19. The method according to any one of the preceding claims, wherein the lubricant is
present in an amount of about 0.5 to about 2 percent by weight of the tablet.
20. The method according to any one of the preceding claims, wherein the tablet has a
dissolution rate where not less than 85% of the aripiprazole is dissolved after about
30 minutes.
21. The method according to claim 20, wherein the tablet has a dissolution rate where
not less than 85% of the initial aripiprazole is dissolved after about 30 minutes.
22. The method according to claim 21, wherein the tablet has a dissolution rate where
not less than 90% of the initial aripiprazole is dissolved after about 30 minutes.

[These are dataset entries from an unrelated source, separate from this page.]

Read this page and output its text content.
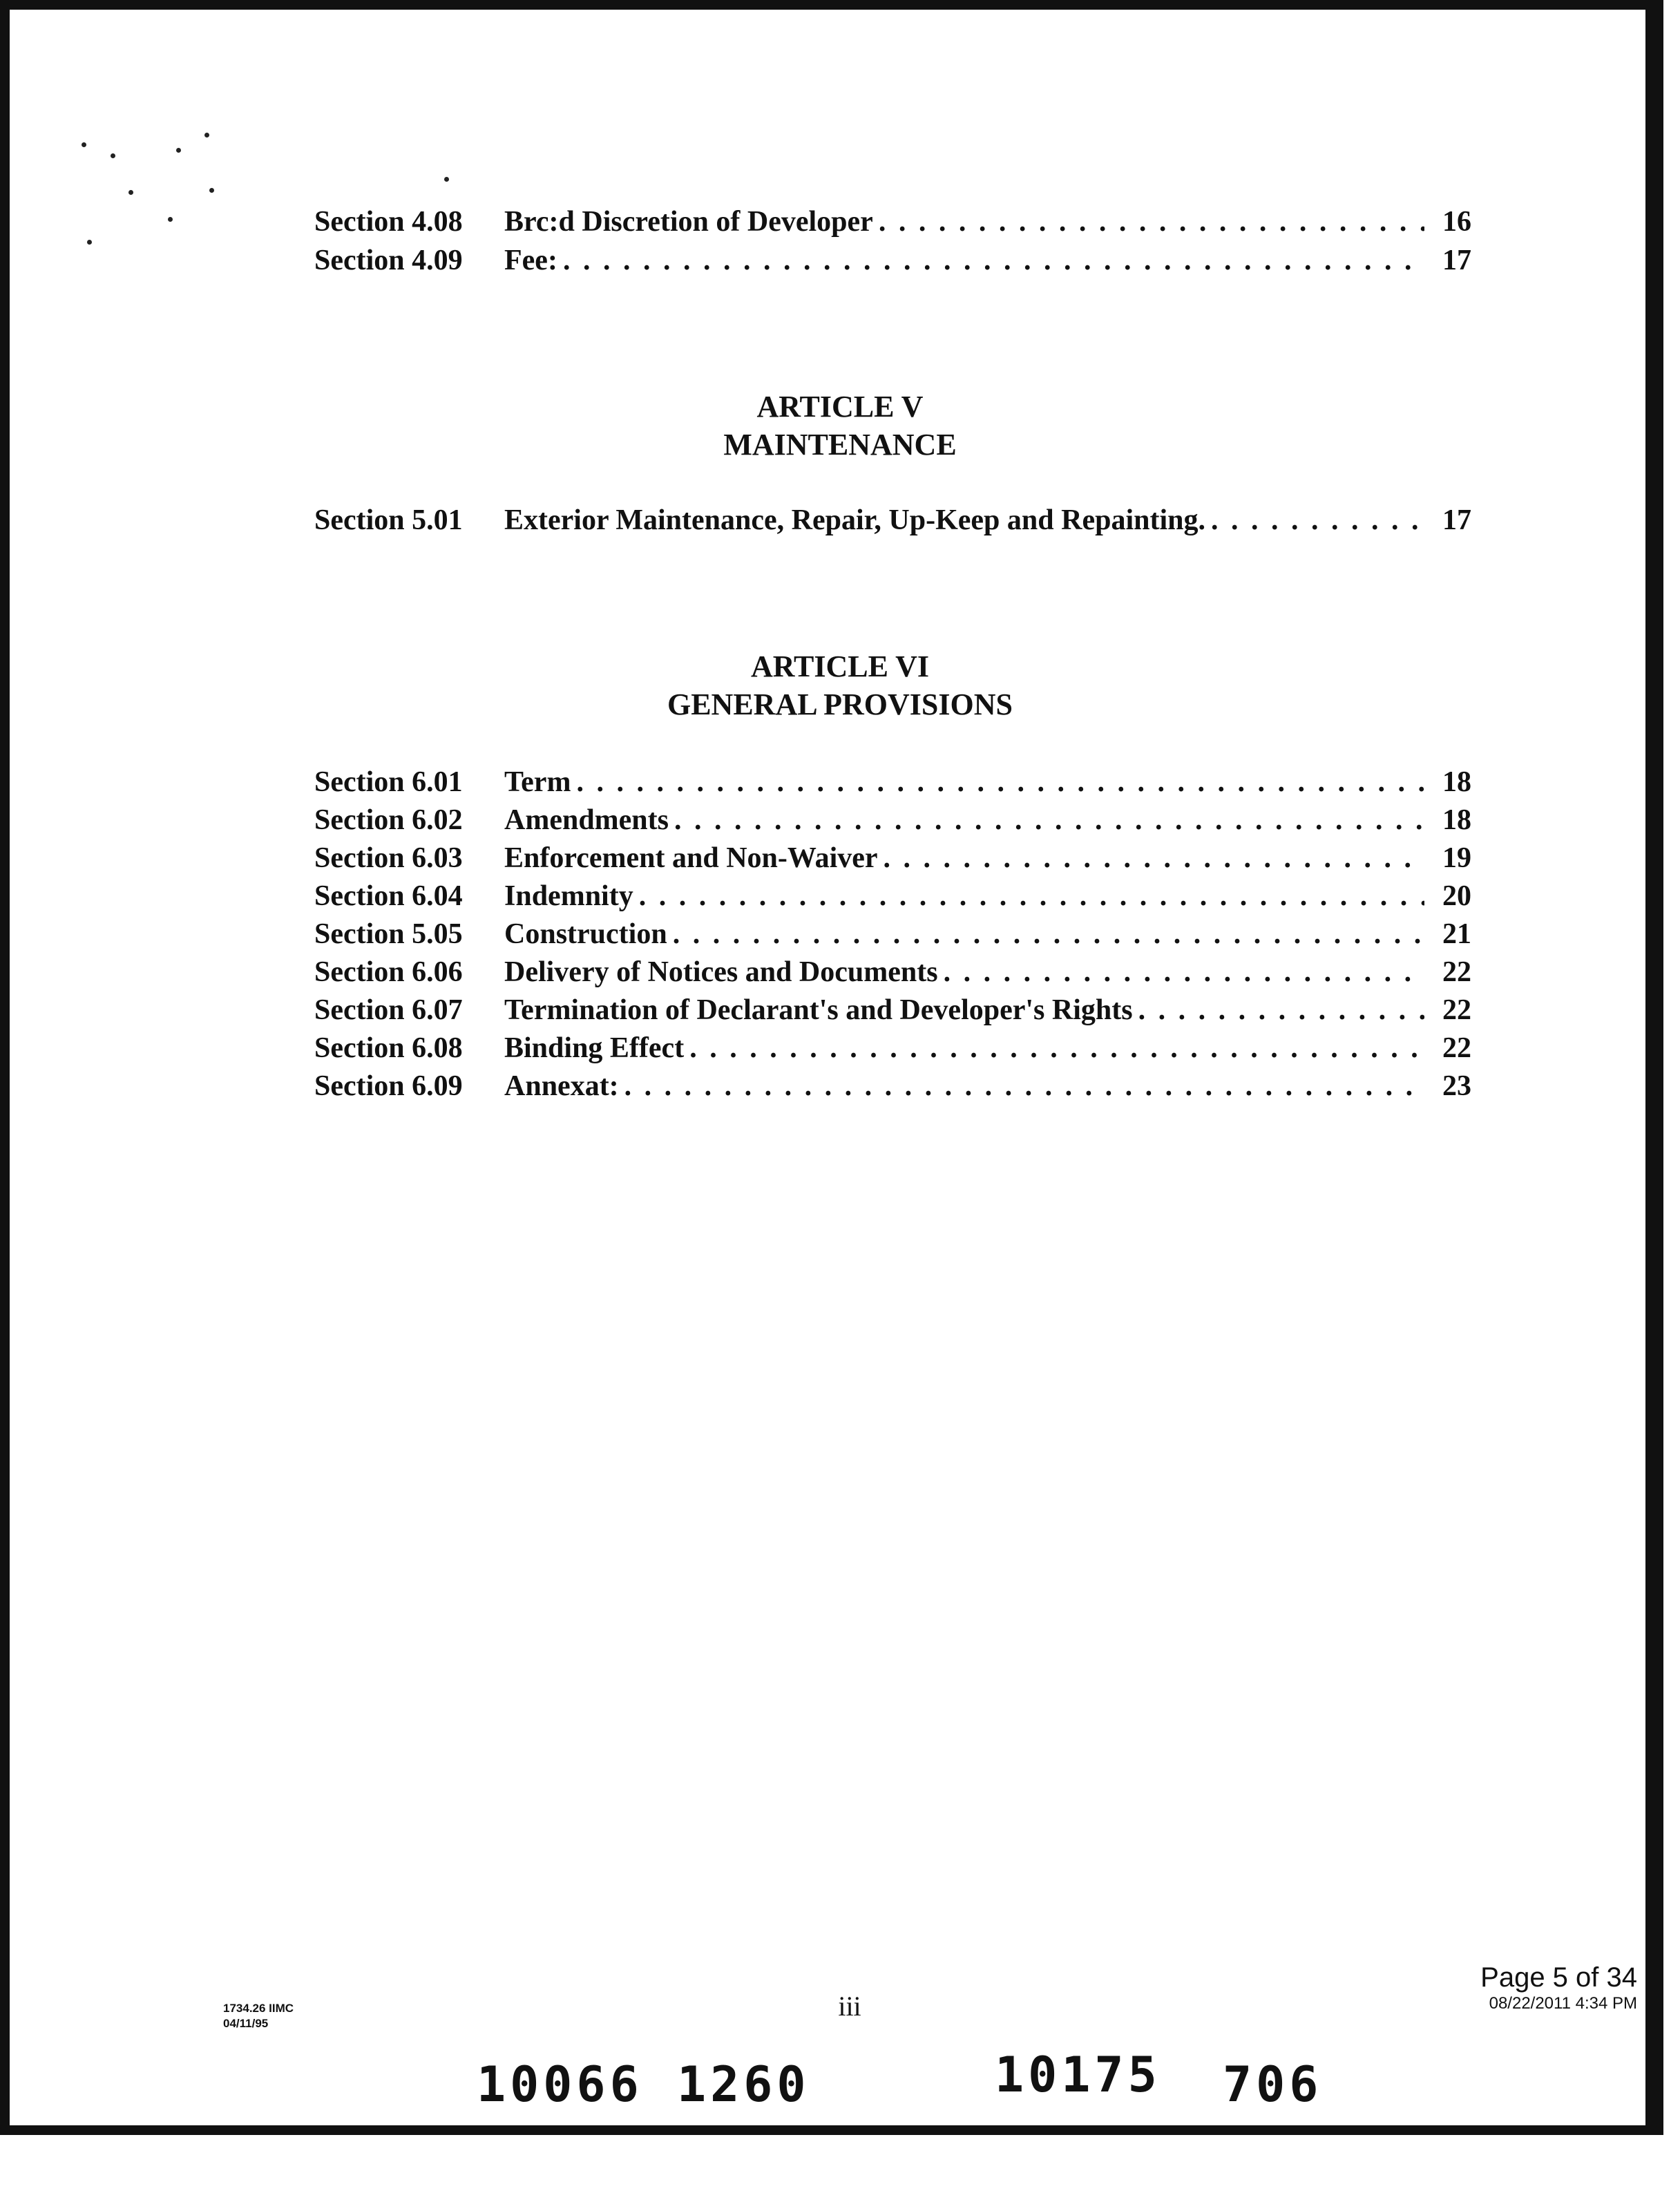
Section 4.08	Brc:d Discretion of Developer . . .	16
Section 4.09	Fee: . . .	17
ARTICLE V
MAINTENANCE
Section 5.01	Exterior Maintenance, Repair, Up-Keep and Repainting. . . .	17
ARTICLE VI
GENERAL PROVISIONS
Section 6.01	Term . . .	18
Section 6.02	Amendments . . .	18
Section 6.03	Enforcement and Non-Waiver . . .	19
Section 6.04	Indemnity . . .	20
Section 5.05	Construction . . .	21
Section 6.06	Delivery of Notices and Documents . . .	22
Section 6.07	Termination of Declarant's and Developer's Rights . . .	22
Section 6.08	Binding Effect . . .	22
Section 6.09	Annexat: . . .	23
1734.26 IIMC
04/11/95
iii
Page 5 of 34
08/22/2011 4:34 PM
10066 1260	10175 706
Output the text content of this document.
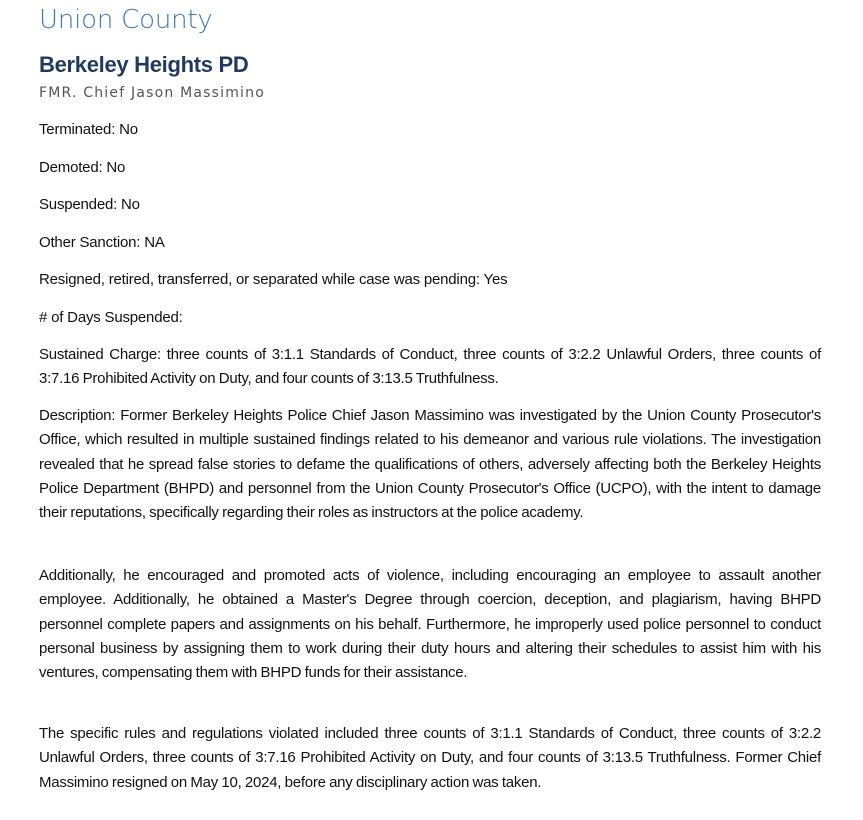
Union County
Berkeley Heights PD
FMR. Chief Jason Massimino
Terminated: No
Demoted: No
Suspended: No
Other Sanction: NA
Resigned, retired, transferred, or separated while case was pending: Yes
# of Days Suspended:

Sustained Charge: three counts of 3:1.1 Standards of Conduct, three counts of 3:2.2 Unlawful Orders, three counts of 3:7.16 Prohibited Activity on Duty, and four counts of 3:13.5 Truthfulness.

Description: Former Berkeley Heights Police Chief Jason Massimino was investigated by the Union County Prosecutor's Office, which resulted in multiple sustained findings related to his demeanor and various rule violations. The investigation revealed that he spread false stories to defame the qualifications of others, adversely affecting both the Berkeley Heights Police Department (BHPD) and personnel from the Union County Prosecutor's Office (UCPO), with the intent to damage their reputations, specifically regarding their roles as instructors at the police academy.

Additionally, he encouraged and promoted acts of violence, including encouraging an employee to assault another employee. Additionally, he obtained a Master's Degree through coercion, deception, and plagiarism, having BHPD personnel complete papers and assignments on his behalf. Furthermore, he improperly used police personnel to conduct personal business by assigning them to work during their duty hours and altering their schedules to assist him with his ventures, compensating them with BHPD funds for their assistance.

The specific rules and regulations violated included three counts of 3:1.1 Standards of Conduct, three counts of 3:2.2 Unlawful Orders, three counts of 3:7.16 Prohibited Activity on Duty, and four counts of 3:13.5 Truthfulness. Former Chief Massimino resigned on May 10, 2024, before any disciplinary action was taken.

23. A method of making an aripiprazole formulations comprising;
blending aripiprazole Type-I, lactose monohydrate, starch, color red, hydroxypropyl
cellulose, and magnesium stearate into a mixture;
dry granulating the mixture and compressing the granulated mixture into slugs;
milling the slugs and blending the milled slugs with microcrystalline cellulose and
magnesium stearate into a second mixture; and
compressing the second mixture into tablets,
wherein the tablets have a hardness range of about 9 to 15 Strong-Cobb units and a
friability of less than about 1%.
24. The method according to claim 23, wherein the aripiprazole Type-I has a d(0.9) value
of about 186 µm.
25. A tablet comprising: aripiprazole Type-I, lactose monohydrate, starch, microcrystalline
cellulose, hydroxypropyl cellulose, and magnesium stearate.
26. A tablet comprising aripiprazole Type-II, lactose monohydrate, starch, microcrystalline
cellulose, hydroxypropyl cellulose, color red, and magnesium stearate.
27. A tablet comprising aripiprazole Form II, lactose monohydrate, starch, microcrystalline
cellulose, hydroxypropyl cellulose, sodium starch glycolate, color red, and magnesium
stearate.
28. A dry formulation tablet containing aripiprazole.
29. The dry formulation tablet according to claim 28, wherein the tablet has a dissolution
rate where not less than 90% of the initial aripiprazole is dissolved after about
30 minutes.
30. A dry formulation tablet containing anhydrous aripiprazole.